Dans la campagne zougoise, le héron cendré, de noble stature, trône souvent dans les prairies humides ou au bord des cours d’eau, posé sur une pierre.

« Un jour, sur ses longs pieds, allait je ne sais où
« Le héron au long bec emmanché d’un long cou.
« Il côtoyait une rivière… « (Jean de La Fontaine)

Il est d’une infinie patience et devrait servir de modèle à bon nombre de nos congénères. Il attend que passent l’escargot, la grenouille ou autre mets de choix et s’avère bien moins exigeant que le héron de la fable.

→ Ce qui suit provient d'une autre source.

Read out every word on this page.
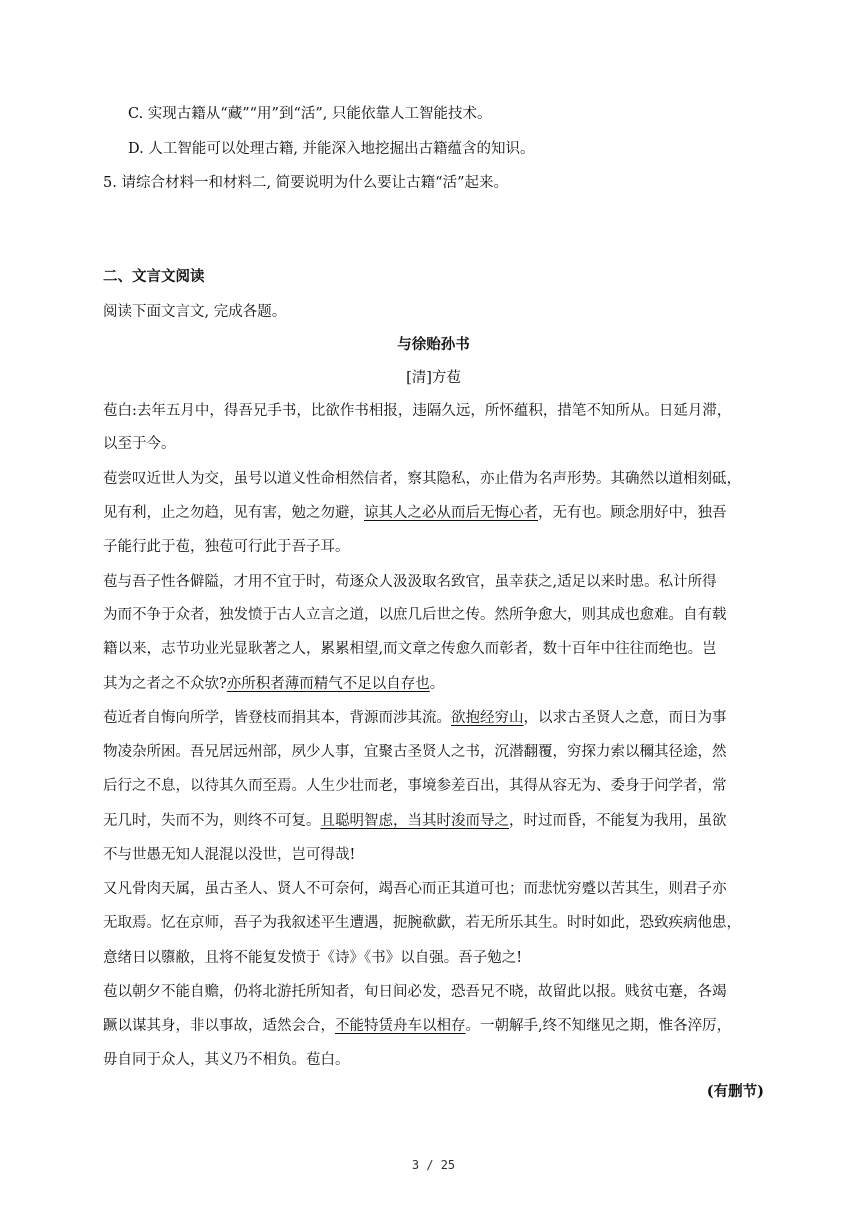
C. 实现古籍从“藏”“用”到“活”, 只能依靠人工智能技术。
D. 人工智能可以处理古籍, 并能深入地挖掘出古籍蕴含的知识。
5. 请综合材料一和材料二, 简要说明为什么要让古籍“活”起来。
二、文言文阅读
阅读下面文言文, 完成各题。
与徐贻孙书
[清]方苞
苞白:去年五月中，得吾兄手书，比欲作书相报，违隔久远，所怀蕴积，措笔不知所从。日延月滞，
以至于今。
苞尝叹近世人为交，虽号以道义性命相然信者，察其隐私，亦止借为名声形势。其确然以道相刻砥，
见有利，止之勿趋，见有害，勉之勿避，谅其人之必从而后无悔心者，无有也。顾念朋好中，独吾
子能行此于苞，独苞可行此于吾子耳。
苞与吾子性各僻隘，才用不宜于时，苟逐众人汲汲取名致官，虽幸获之,适足以来时患。私计所得
为而不争于众者，独发愤于古人立言之道，以庶几后世之传。然所争愈大，则其成也愈难。自有载
籍以来，志节功业光显耿著之人，累累相望,而文章之传愈久而彰者，数十百年中往往而绝也。岂
其为之者之不众欤?亦所积者薄而精气不足以自存也。
苞近者自悔向所学，皆登枝而捐其本，背源而涉其流。欲抱经穷山，以求古圣贤人之意，而日为事
物凌杂所困。吾兄居远州部，夙少人事，宜聚古圣贤人之书，沉潜翻覆，穷探力索以穪其径途，然
后行之不息，以待其久而至焉。人生少壮而老，事境参差百出，其得从容无为、委身于问学者，常
无几时，失而不为，则终不可复。且聪明智虑，当其时浚而导之，时过而昏，不能复为我用，虽欲
不与世愚无知人混混以没世，岂可得哉!
又凡骨肉天属，虽古圣人、贤人不可奈何，竭吾心而正其道可也；而悲忧穷蹙以苦其生，则君子亦
无取焉。忆在京师，吾子为我叙述平生遭遇，扼腕欷歔，若无所乐其生。时时如此，恐致疾病他患，
意绪日以隳敝，且将不能复发愤于《诗》《书》以自强。吾子勉之!
苞以朝夕不能自赡，仍将北游托所知者，旬日间必发，恐吾兄不晓，故留此以报。贱贫屯蹇，各竭
蹶以谋其身，非以事故，适然会合，不能特赁舟车以相存。一朝解手,终不知继见之期，惟各淬厉，
毋自同于众人，其义乃不相负。苞白。
(有删节)
3 / 25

Au moindre bruit, au moindre mouvement, il décolle d’un vol lourd. On peut alors entendre le froissement de l’air que ses grandes ailes fendent lentement.
Un héron est venu se percher au faîte de l’un des grands arbres de la forêt de Langholz. Comme suspendu dans l’air, il faisait, preuve d’un sens parfait de l’équilibre et semblait très à l’aise. Je pensais que son poids allait casser la branche. Erreur. J’en fus toute ébahie, c’est cela l’ignorance des ex-citadins.
Heureusement, et contrairement à certains autres cantons suisses, tuer les hérons cendrés de notre canton est interdit.
A les regarder, la fable de Jean de La Fontaine ressurgit automatiquement, comme si l’école n’était pas finie. J’ai dix ans…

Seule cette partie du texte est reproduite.